It is difficult to exaggerate the appalling conditions in which so many people lived during the century of the industrial revolution and the impact these conditions had on the health and life expectancy of individuals. In 1842 in Manchester, for example, a member of the gentry or professional had a life expectancy of 38 years, whereas that of a worker was only 17 years. Outside the manufacturing centres, this rose to 52 years in Rutland for a member of the professional class, and 38 for a craftsperson or farm labourer (Peter Wood, Poverty and the Workhouse in Victorian Britain, Alan Sutton, 1991, p. 21). The strong link between mortality and poverty is demonstrated by infant mortality numbers: the rate for the upper and middle classes was 76 per 1000 births, but for the unskilled labouring class 153 per 1000 births (Wood, p. 21).
Roy Porter, in his excellent medical history, paints a vivid picture of the kind of life the working classes led in 19th century Britain and the industrialising world:
"For millions, entire lives - albeit often very short ones - were passed in new industrial cities of dreadful night with an all too typical socio-pathology: foul housing, often in flooded cellars, gross overcrowding, atmospheric and water-supply pollution, overflowing cesspools, contaminated pumps; poverty, hunger, fatigue and abjection everywhere. Such conditions, comparable to today's Third World shanty towns or refugee camps, bred rampant sickness of every kind. Appalling neo-natal, infant and child mortality accompanied the abomination of child labour in mines and factories; life expectations were exceedingly low - often under twenty years among the working classes - and everywhere sickness precipitated family breakdown, pauperisation and social crisis. The squalor of the slums was exposed time and again by social reformers, novelists, newsmen, and clergymen appalled to find hell at the heart of civilization." (Roy Porter, The Greatest Benefit to Mankind: A Medical History of Humanity from Antiquity to the Present, Harper Collins, 1997, p. 399)
The Poor Law was not working and workhouse infirmaries were overflowing. [For more information on the Poor Law, click here] Until the first quarter of the 19th century most forms of public medical assistance were voluntary, provided mainly by charitable organisations, idealistic doctors and clergymen, Quaker business-men and other non-conformists. It was not until the outbreaks of large-scale infectious diseases in the 1830s, such as cholera and typhus, that the government and local councils started paying attention to the appalling conditions in the slums and the grave risks posed by the overcrowding in substandard housing, by contaminated wells, lack of a sewage system etc.
The solutions to these problems seem obvious to us, we must however keep in mind what attitudes were prevalent among the class of people who had the power to bring about change. Firstly, the pathological cause of infectious diseases was not known, that means that viruses and bacteria had not yet been discovered. It took decades of observation for people to draw the conclusion that those who lived in filthy, overcrowded, damp houses with a bad water supply were more often ill than people who lived in less deprived conditions. But even establishing such links did not bring about instant change.
The major stumbling block was a philosophical/political one. The interpretation of the role of government in the early part of the 19th century did not allow for much social legislation, because people saw any attempt to improve the situation by interfering with employment practices or by raising taxes to help the poor as an assault on personal freedom and the free market economy. It is only in the last 150 years that the government has increasingly taken on responsibility for new areas such as health, education and social services. This means that until then the government did not think its role was to help the individual. For example, if you were severely injured working in a mine or factory, the employer was not bound to help in any way, by keeping your job open for you, for instance, nor was there any disability benefit available. (Of course, there was also no Health and Safety legislation) In the absence of a National Health Service you had to pay for the doctor yourself and if you and your family could not afford that you just died. It is not surprising therefore that in some parts of Britain life expectancy was 20!

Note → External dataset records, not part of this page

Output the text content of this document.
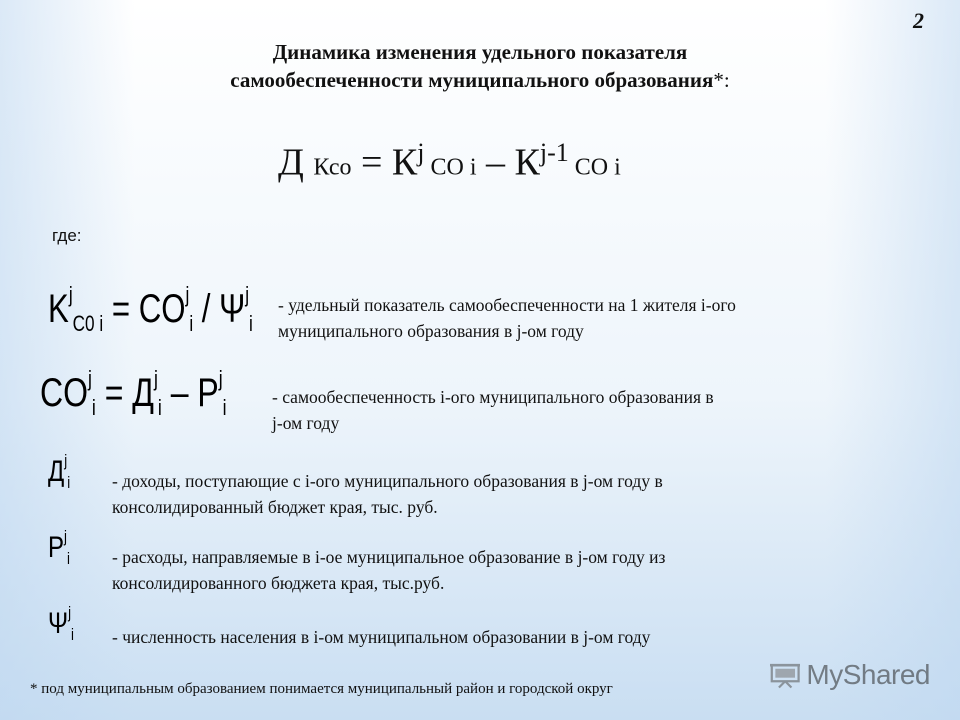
2
Динамика изменения удельного показателя
самообеспеченности муниципального образования*:
Д Ксо = $К^j$ СО i – $К^{j-1}$ СО i
где:
$K^j_{C0 i} = CO^j_i / \Psi^j_i$
- удельный показатель самообеспеченности на 1 жителя i-ого
муниципального образования в j-ом году
$CO^j_i = Д^j_i - P^j_i$	- самообеспеченность i-ого муниципального образования в
j-ом году
$Д^j_i$ - доходы, поступающие с i-ого муниципального образования в j-ом году в
консолидированный бюджет края, тыс. руб.
$P^j_i$ - расходы, направляемые в i-ое муниципальное образование в j-ом году из
консолидированного бюджета края, тыс.руб.
$\Psi^j_i$ - численность населения в i-ом муниципальном образовании в j-ом году
* под муниципальным образованием понимается муниципальный район и городской округ	MyShared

We tend to associate abject poverty during the 19th century with large cities, such as London and Manchester. However, many of the problems Roy Porter mentions, such as gross overcrowding, foul housing, water-supply pollution, overflowing cesspools and contaminated pumps and the resulting disease also applied to Hereford and other market towns in the county. By studying the remains of the built environment, such as housing, and by looking at the written sources you can gain an idea of the scale of the problem in your area.
Among other areas, 19th century archaeology looks at the homes, sewage systems, hospitals and other public institutions which had such an effect on people's standard of living. In other sections of these pages we will look at some of these topics to help us gain an understanding of public health in Herefordshire in the 19th century.